What is the secret to feeling blessed every day, every moment? Ask Sister Grace Michael Souza, OSF, who celebrated her 60th year as a Franciscan Sister last month and has enjoyed a long, fulfilling career as a teacher, most recently at St. Francis Preschool in Ewa.
“My grandma always told me good things will happen and sad things will also happen,” Sister Grace Michael said. “Don’t dwell on the things that make you sad. Don’t dwell on things you can’t change.”
“I get up every morning and know that God is going to be with me,” she said. “God has spoiled me. I feel well cared for, well protected. It’s been great. I try to be cheerful everyday. It’s God’s sunshine shining to other people.”
It is this worldview that has buoyed Sister Grace Michael over the years, no matter what has come her way.
Sister Grace Michael is the sister of Sister Joan Souza, OSF, who works in the Mission Department for St. Francis Healthcare System. They had two brothers and grew up on Kauai. Sister Grace Michael attended Holy Cross School in Kalaheo School, from the fourth to eighth grade and had the honor of being part of the first graduating class.
She was encouraged to continue her private Catholic education and became a boarding student at St. Francis School in Honolulu.
“It was a great education, and I loved it,” recalls Sister Grace Michael.
“I got to to know the Franciscan Sisters, and saw them most of the day as a boarder. I really liked their life. They seemed to always be happy. I liked the way they always prayed,” she said. “This led me to become a religious.”
My mother and father were happy, but my grandmother scolded my parents: ‘What did you do to her that made her want to become a Sister?’” But any reservations about her becoming a Sister soon dissipated, and this made it eventually easier for Sister Joan when she decided to enter religious life.
After high school, Sister Grace Michael went on to earn three college degrees: a bachelor’s degree and two master’s degrees; one in administration from San Francisco and other in education from Scranton.
At first, Sister Grace Michael wanted to work with orphans, but the number of orphanages were already on the decline. Instead, the Franciscan Sisters had lots of schools and lots of children. Teaching became the natural career path for her.
Sister Grace Michael taught elementary most of her life on the Mainland. When she returned to Hawaii, she eventually became principal in Lahaina, Maui, and for 13 years at St. Joseph’s in Hilo, where she started a preschool. However, she retired from serving as principal and went to St. Michael’s School in Waialua where she worked again with preschool children.
She took a break from teaching and served in other ministries within St. Francis Healthcare System, visiting patients, catering, and administrative support.
“I was always afraid of sick people, but I spent time with them, talked to them, and prayed for them,” Sister Grace Michael said. “Many times they are all alone, just looking for someone to talk to. I stayed with those the longest because they needed someone to be with them.”
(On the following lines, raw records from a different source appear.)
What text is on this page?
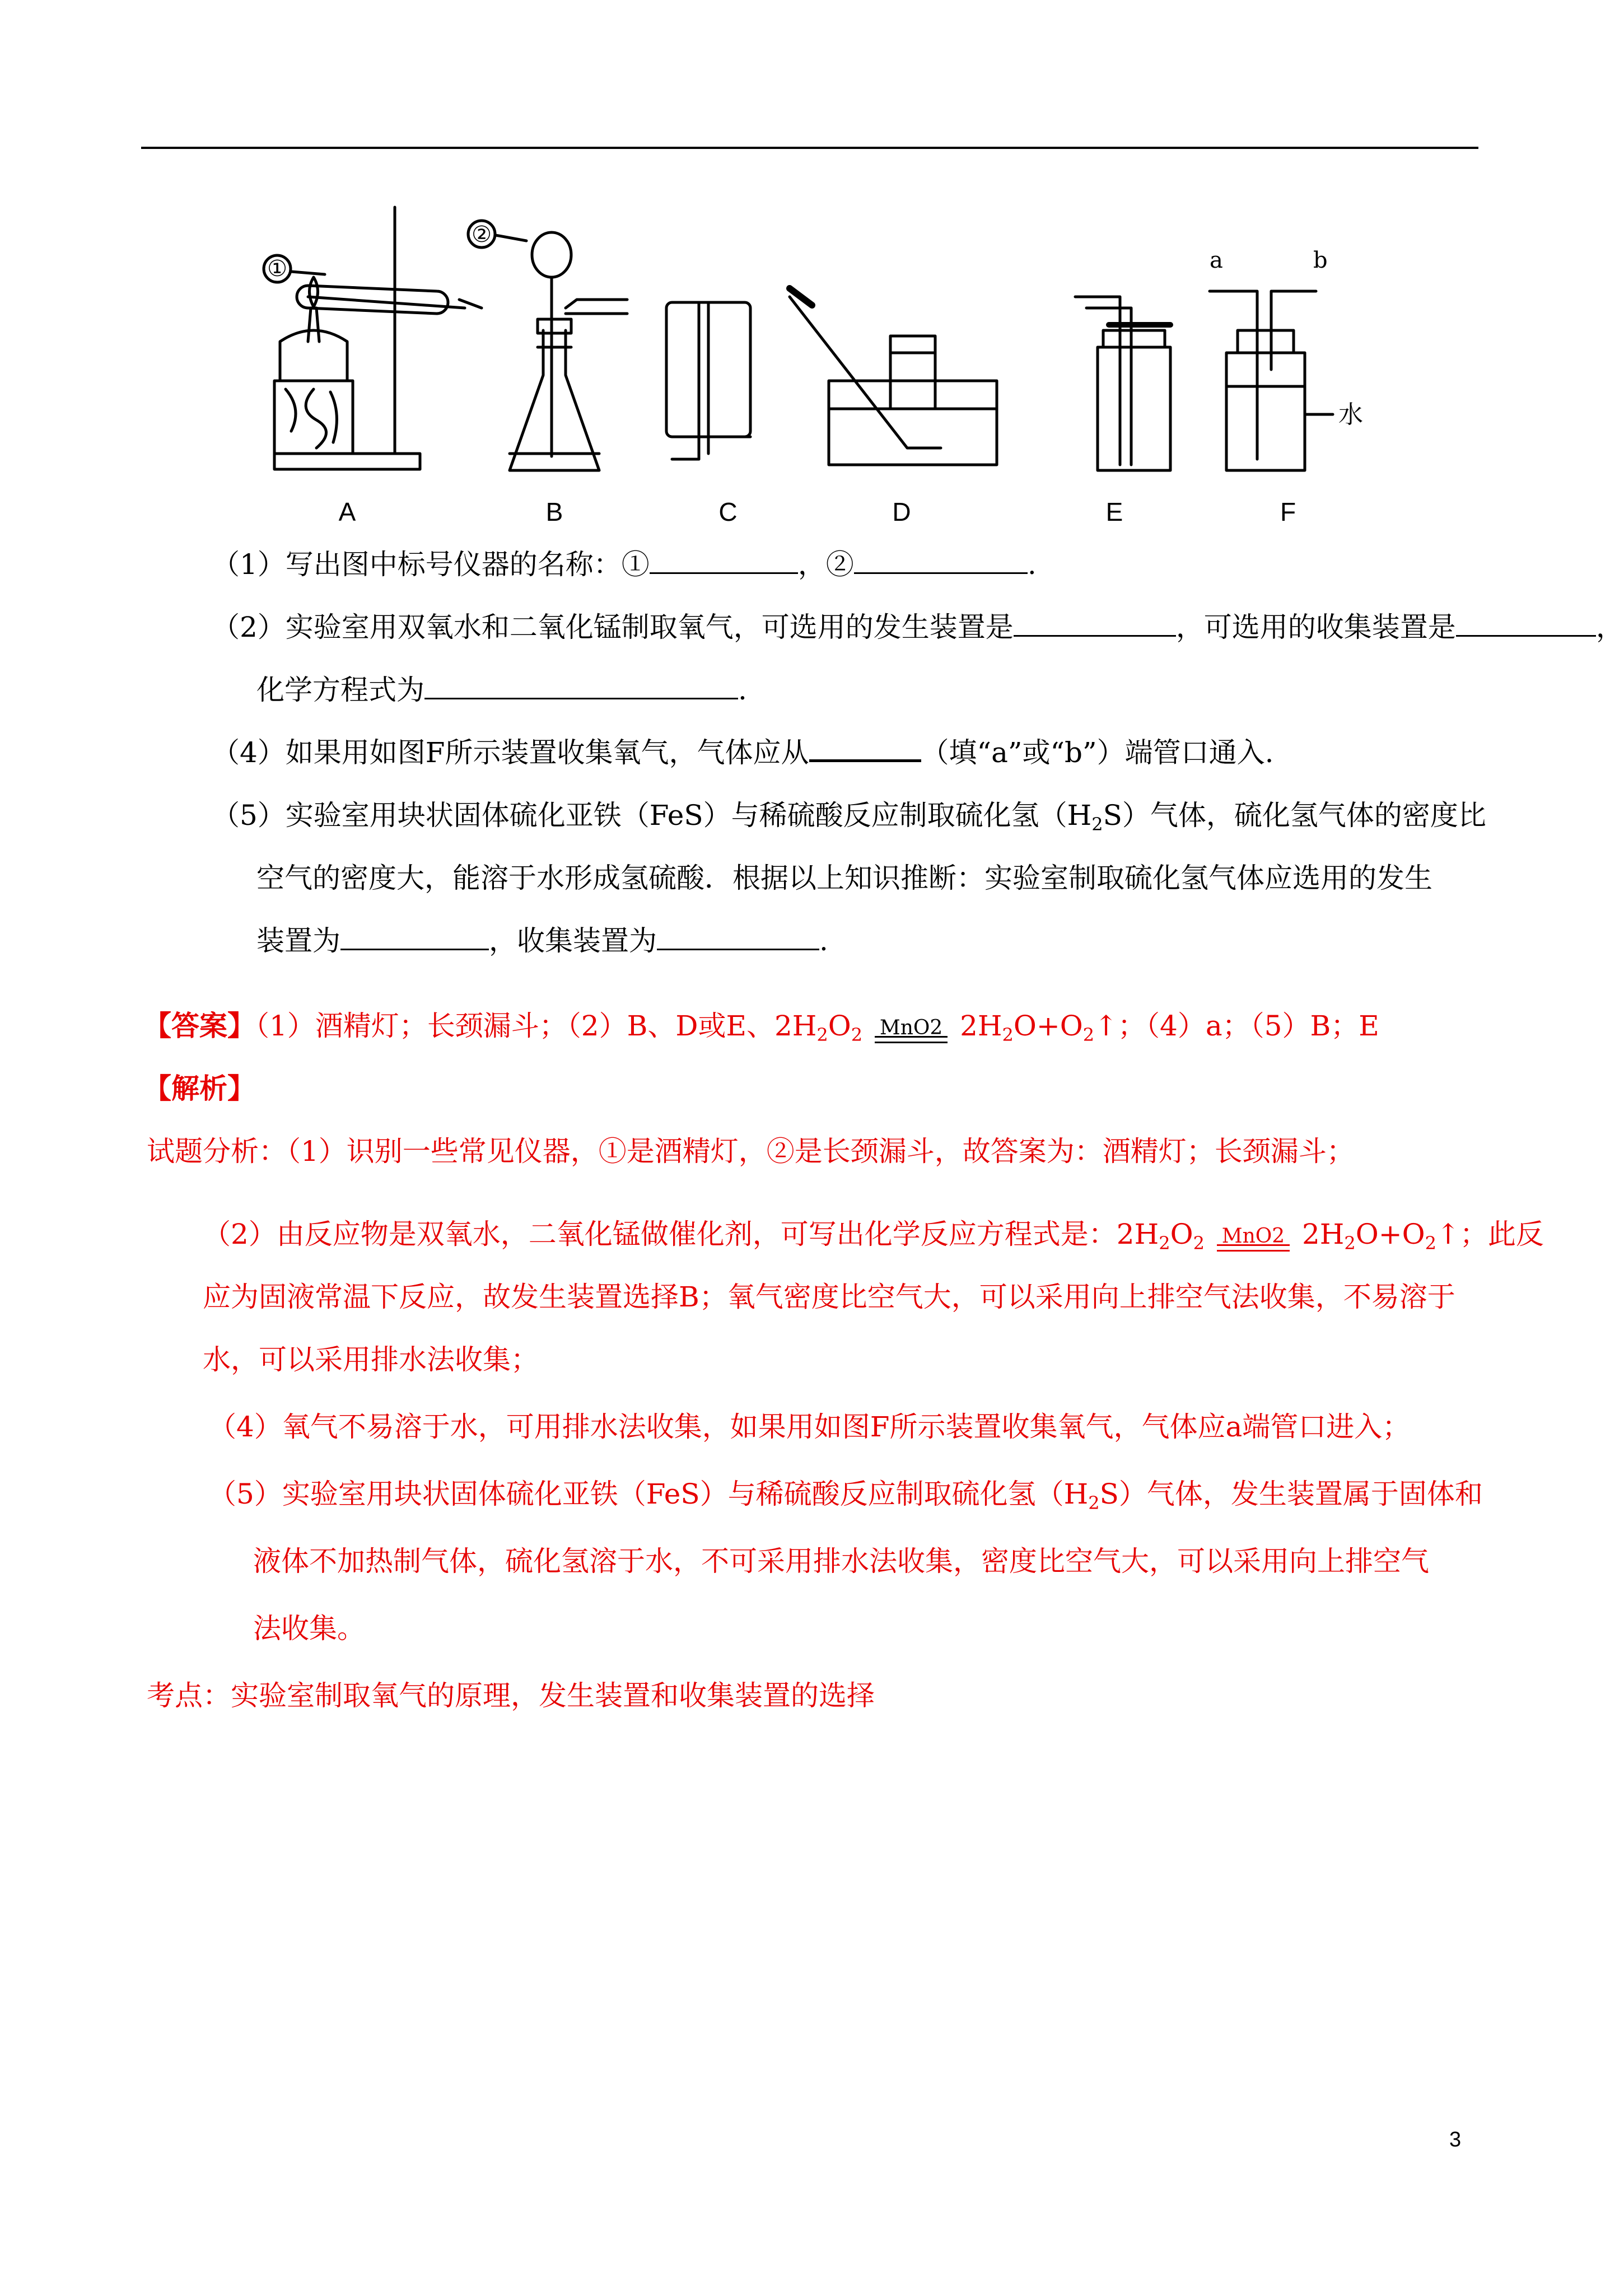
①
②
a	b
水
A	B	C	D	E	F
（1）写出图中标号仪器的名称：①	，②	.
（2）实验室用双氧水和二氧化锰制取氧气，可选用的发生装置是	，可选用的收集装置是	，
化学方程式为	.
（4）如果用如图F所示装置收集氧气，气体应从	（填“a”或“b”）端管口通入.
（5）实验室用块状固体硫化亚铁（FeS）与稀硫酸反应制取硫化氢$(H_2S)$气体，硫化氢气体的密度比
空气的密度大，能溶于水形成氢硫酸．根据以上知识推断：实验室制取硫化氢气体应选用的发生
装置为	，收集装置为	.
【答案】（1）酒精灯；长颈漏斗；（2）B、D或E、$2H_2O_2$ MnO2 $2H_2O+O_2↑$；（4）a；（5）B；E
【解析】
试题分析：（1）识别一些常见仪器，①是酒精灯，②是长颈漏斗，故答案为：酒精灯；长颈漏斗；
（2）由反应物是双氧水，二氧化锰做催化剂，可写出化学反应方程式是：$2H_2O_2$ MnO2 $2H_2O+O_2↑$；此反
应为固液常温下反应，故发生装置选择B；氧气密度比空气大，可以采用向上排空气法收集，不易溶于
水，可以采用排水法收集；
（4）氧气不易溶于水，可用排水法收集，如果用如图F所示装置收集氧气，气体应a端管口进入；
（5）实验室用块状固体硫化亚铁（FeS）与稀硫酸反应制取硫化氢$(H_2S)$气体，发生装置属于固体和
液体不加热制气体，硫化氢溶于水，不可采用排水法收集，密度比空气大，可以采用向上排空气
法收集。
考点：实验室制取氧气的原理，发生装置和收集装置的选择
3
When St. Francis Preschool opened at the St. Francis Intergenerational Center, Sister Grace Michael took this as positive sign and welcomed the opportunity go back into teaching. She went full circle back to teaching, her first love.
Sister Grace Michael reflected about her education career over the years.
“Times have not changed, but our ability to talk to the children has changed. Schools cannot have crucifixes here. It’s taken me awhile to find ways to pray without using Catholic prayers. Now it’s easy. We can’t make the sign of the cross, but we can fold our hands,” she said, noting that HUD-funded projects prohibit promoting a particular religion, but was quick to note that values are still shared in the classroom with students.
“People are like flowers, especially the children. They can blossom and grow,” she said. “Children are eager to learn, their eyes sparkle. They guide you in teaching them. You can tell when you’re getting through, and if not, you change. They keep you on your toes, they keep you young. Read the signals they are sending you every day. Cater to each child. That’s why I love it. Each day is different with children.”
“I learn everyday from the children and my co-workers,” Sister Grace Michael added. “I share lessons of my life with the other preschool teachers.